As in D’Aurevilly’s Don Juan, Johannes’ words serve as literary insemination, replacing Cordelia’s idea of herself with the seducer’s:
    Maybe you are not a real fisher-girl but an enchanted princess… if you are a real fisher-girl, you should go down… with your firewood, past me as I stand on the other side of the road.
Reading Johannes’s letters, Cordelia – like the readers of novels that Crane describes – loses her identity outside his narrative sphere.
But novels are vampiric in another way, too. In letting ourselves be possessed by narrative, we – like Dorian, like Cordelia – are compelled to be complicit, reforming ourselves into aesthetic vampires, and allowing ourselves to be reborn in the image and likeness of the violence we find we now crave.

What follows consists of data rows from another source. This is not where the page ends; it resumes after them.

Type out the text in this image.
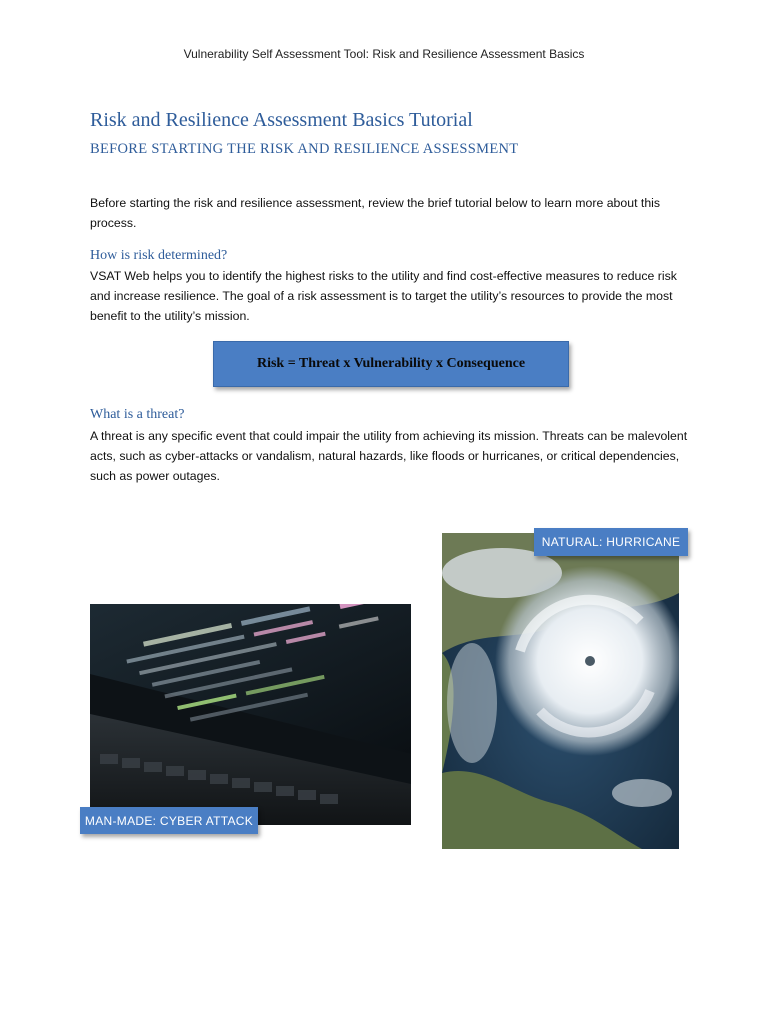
Vulnerability Self Assessment Tool: Risk and Resilience Assessment Basics
Risk and Resilience Assessment Basics Tutorial
BEFORE STARTING THE RISK AND RESILIENCE ASSESSMENT
Before starting the risk and resilience assessment, review the brief tutorial below to learn more about this process.
How is risk determined?
VSAT Web helps you to identify the highest risks to the utility and find cost-effective measures to reduce risk and increase resilience. The goal of a risk assessment is to target the utility’s resources to provide the most benefit to the utility’s mission.
Risk = Threat x Vulnerability x Consequence
What is a threat?
A threat is any specific event that could impair the utility from achieving its mission. Threats can be malevolent acts, such as cyber-attacks or vandalism, natural hazards, like floods or hurricanes, or critical dependencies, such as power outages.
MAN-MADE: CYBER ATTACK
NATURAL: HURRICANE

Perhaps no novelist has explored this dynamic as graphically as Mirbeau, whose novel The Torture Garden (1899) might be considered a textual prototype of the Saw films. This is a story of a young man who finds himself in a Chinese ‘pleasure-garden’ of increasingly elaborate – and lovingly described – atrocities perpetrated against the human body. At its core, it is a critique of how easy it is to aestheticise the truly terrible. The frame of the story is, like D’Aurevilly’s, a dinner party at which verbally dexterous aesthetes try to one-up each other with the stories they tell. This story, with all its graphic gore, is the implicit winner. Mirbeau’s language is gem-like; so beautiful that we almost forget the reality of what we see:
    On the shafts of these torture-columns – a diabolic refinement – pubescent calystegia, ipomoea from Daoura, lophospermum and colocynth spread their blossoms… Birds piped their love-songs there. At the foot of one of these gibbets, covered with flowers like the columns of a terrace, an executioner was seated… cleaning his fine steel implements with silk cloths; his gown was all covered with spattered blood… But in this haven of flowers and perfumes, this was neither repugnant nor terrible – it seemed that petals from a neighbouring quince tree had rained upon his robe.

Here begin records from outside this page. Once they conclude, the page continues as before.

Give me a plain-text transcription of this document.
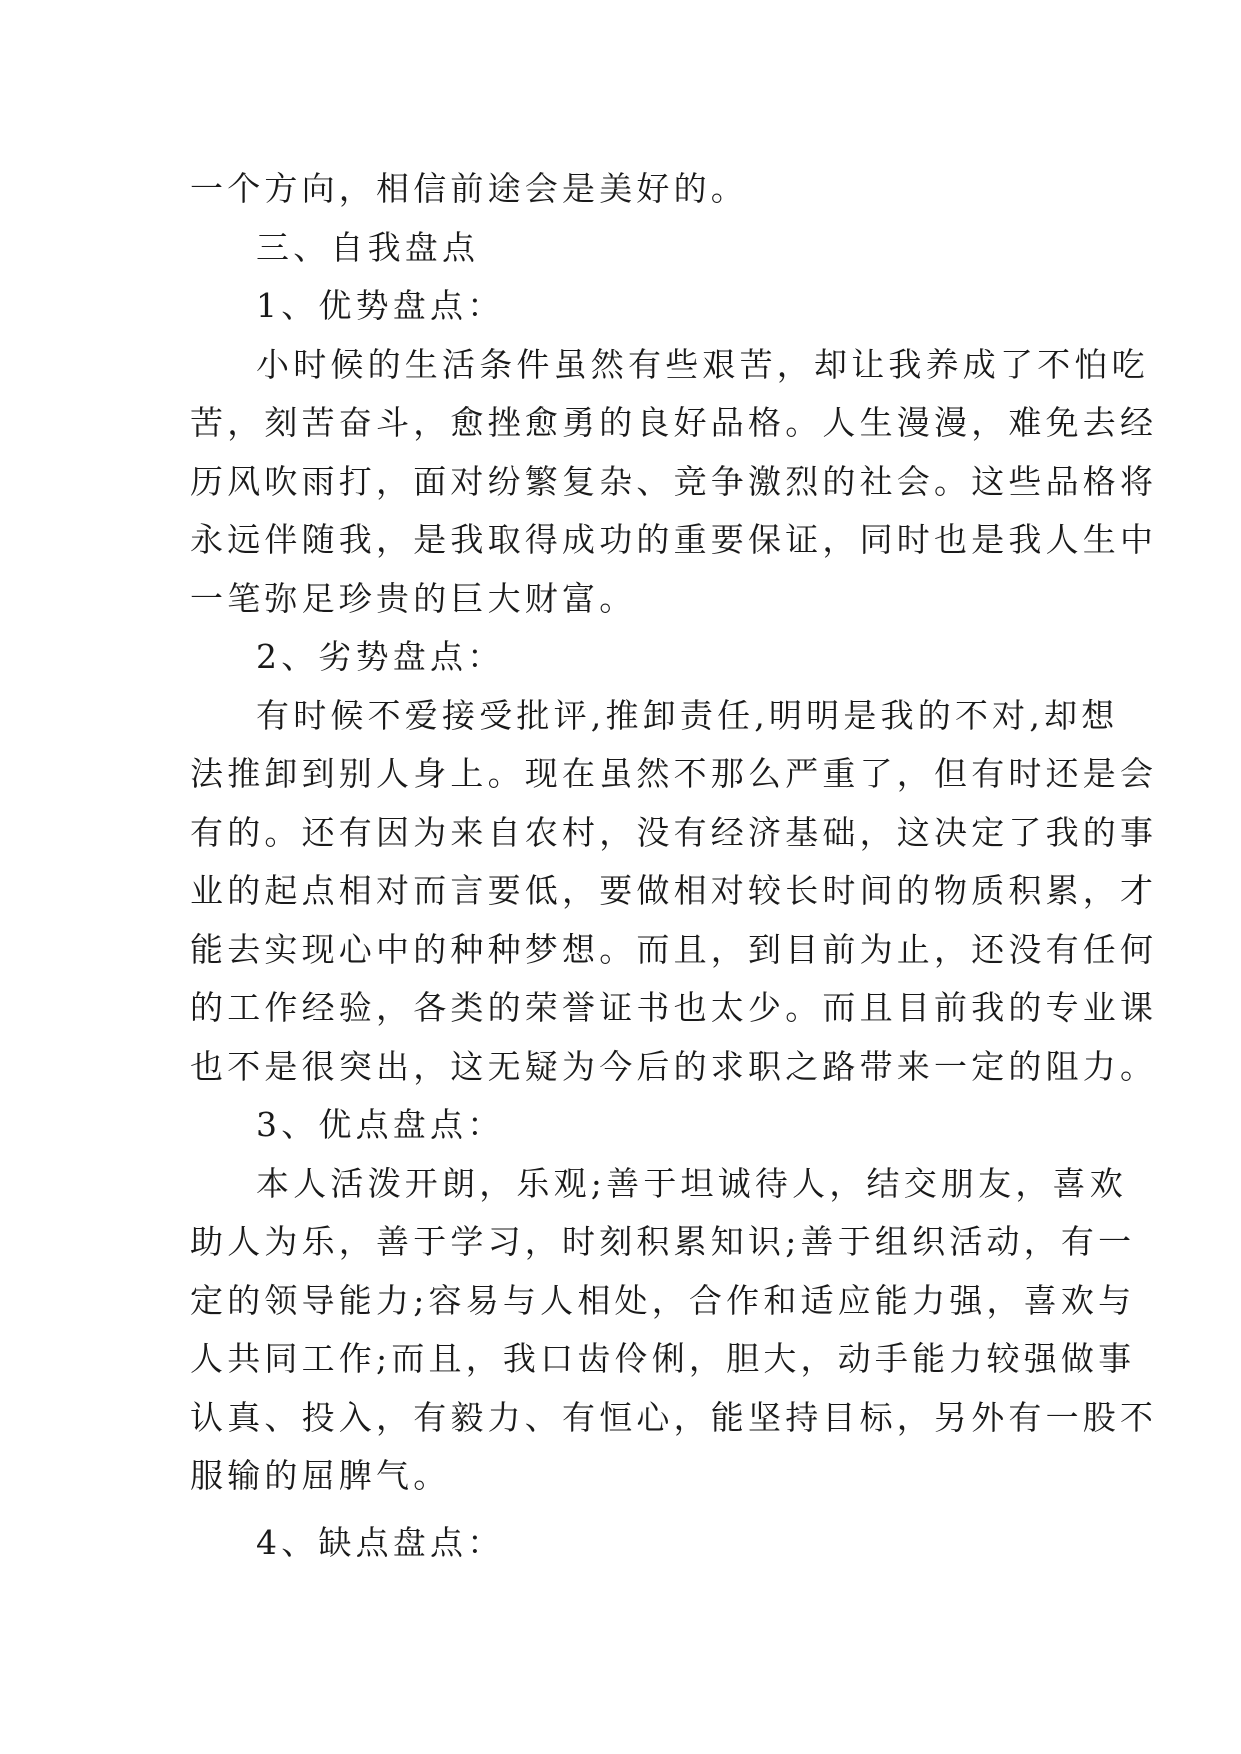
一个方向，相信前途会是美好的。
三、自我盘点
1、优势盘点：
小时候的生活条件虽然有些艰苦，却让我养成了不怕吃
苦，刻苦奋斗，愈挫愈勇的良好品格。人生漫漫，难免去经
历风吹雨打，面对纷繁复杂、竞争激烈的社会。这些品格将
永远伴随我，是我取得成功的重要保证，同时也是我人生中
一笔弥足珍贵的巨大财富。
2、劣势盘点：
有时候不爱接受批评,推卸责任,明明是我的不对,却想
法推卸到别人身上。现在虽然不那么严重了，但有时还是会
有的。还有因为来自农村，没有经济基础，这决定了我的事
业的起点相对而言要低，要做相对较长时间的物质积累，才
能去实现心中的种种梦想。而且，到目前为止，还没有任何
的工作经验，各类的荣誉证书也太少。而且目前我的专业课
也不是很突出，这无疑为今后的求职之路带来一定的阻力。
3、优点盘点：
本人活泼开朗，乐观;善于坦诚待人，结交朋友，喜欢
助人为乐，善于学习，时刻积累知识;善于组织活动，有一
定的领导能力;容易与人相处，合作和适应能力强，喜欢与
人共同工作;而且，我口齿伶俐，胆大，动手能力较强做事
认真、投入，有毅力、有恒心，能坚持目标，另外有一股不
服输的屈脾气。
4、缺点盘点：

Intoxicated by the petals, the blossoms, the lapidary language, we – like the storyteller’s dinner-party listeners – forget the sickening implications of what we see. The storytelling dynamic not only de-sensitises us to violence, it makes us crave narrative fulfilment – the ecstatic consummation of our dread as the torturer raises his knife. Mirbeau’s story reveals the flip side of the novel’s danger: not only can the novel break apart who we are, but it can also remake us. It can reinforce and reinscribe our own most noxious desires, making us crave the release that comes from our worst expectations being fulfilled.

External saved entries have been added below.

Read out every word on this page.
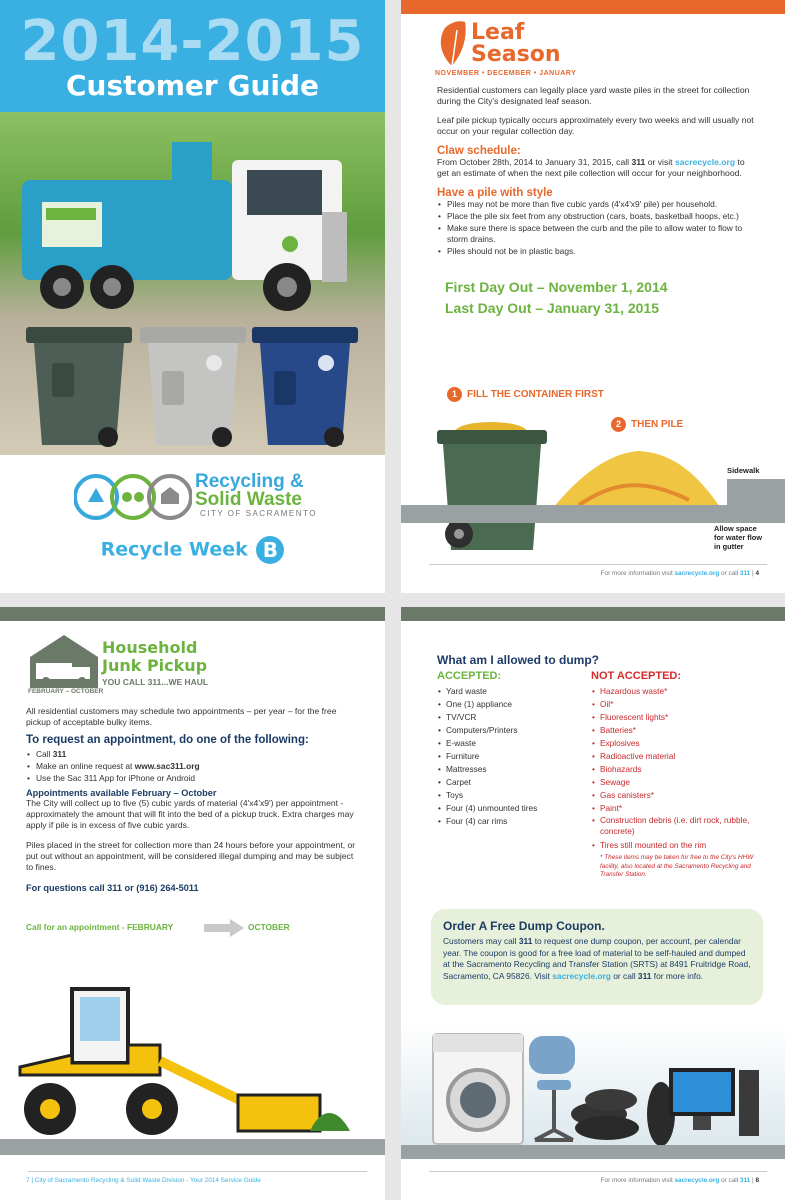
2014-2015
Customer Guide
Recycling &
Solid Waste
CITY OF SACRAMENTO
Recycle Week B
Leaf
Season
NOVEMBER • DECEMBER • JANUARY

Residential customers can legally place yard waste piles in the street for collection during the City's designated leaf season.

Leaf pile pickup typically occurs approximately every two weeks and will usually not occur on your regular collection day.

Claw schedule:

From October 28th, 2014 to January 31, 2015, call 311 or visit sacrecycle.org to get an estimate of when the next pile collection will occur for your neighborhood.

Have a pile with style
• Piles may not be more than five cubic yards (4'x4'x9' pile) per household.
• Place the pile six feet from any obstruction (cars, boats, basketball hoops, etc.)
• Make sure there is space between the curb and the pile to allow water to flow to storm drains.
• Piles should not be in plastic bags.
First Day Out – November 1, 2014
Last Day Out – January 31, 2015
1 FILL THE CONTAINER FIRST
2 THEN PILE
Sidewalk
Allow space for water flow in gutter
For more information visit sacrecycle.org or call 311 | 4
Household
Junk Pickup
YOU CALL 311...WE HAUL
FEBRUARY – OCTOBER

All residential customers may schedule two appointments – per year – for the free pickup of acceptable bulky items.

To request an appointment, do one of the following:
• Call 311
• Make an online request at www.sac311.org
• Use the Sac 311 App for iPhone or Android
Appointments available February – October

The City will collect up to five (5) cubic yards of material (4'x4'x9') per appointment - approximately the amount that will fit into the bed of a pickup truck. Extra charges may apply if pile is in excess of five cubic yards.

Piles placed in the street for collection more than 24 hours before your appointment, or put out without an appointment, will be considered illegal dumping and may be subject to fines.

For questions call 311 or (916) 264-5011
Call for an appointment - FEBRUARY	OCTOBER
7 | City of Sacramento Recycling & Solid Waste Division - Your 2014 Service Guide
What am I allowed to dump?
ACCEPTED:
• Yard waste
• One (1) appliance
• TV/VCR
• Computers/Printers
• E-waste
• Furniture
• Mattresses
• Carpet
• Toys
• Four (4) unmounted tires
• Four (4) car rims
NOT ACCEPTED:
• Hazardous waste*
• Oil*
• Fluorescent lights*
• Batteries*
• Explosives
• Radioactive material
• Biohazards
• Sewage
• Gas canisters*
• Paint*
• Construction debris (i.e. dirt rock, rubble, concrete)
• Tires still mounted on the rim
* These items may be taken for free to the City's HHW facility, also located at the Sacramento Recycling and Transfer Station.
Order A Free Dump Coupon.
Customers may call 311 to request one dump coupon, per account, per calendar year. The coupon is good for a free load of material to be self-hauled and dumped at the Sacramento Recycling and Transfer Station (SRTS) at 8491 Fruitridge Road, Sacramento, CA 95826. Visit sacrecycle.org or call 311 for more info.
For more information visit sacrecycle.org or call 311 | 8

Today, the figure of the erotic vampire is so ubiquitous as to be almost cliché. The horror of Dracula has long since given way to the neutered violence of the Twilight saga’s sparkly Cullens. The idea that another might encroach upon our self-understanding, and shape us in his own image, becomes – in Twilight and its ilk – a kind of anodyne wish-fulfilment, and the dangerous act of reading is treated with a similar disregard. Being taken over by another – as Twilight’s creator Stephanie Meyer and the Emory studies both suggest – is just a more expedient path to a better you.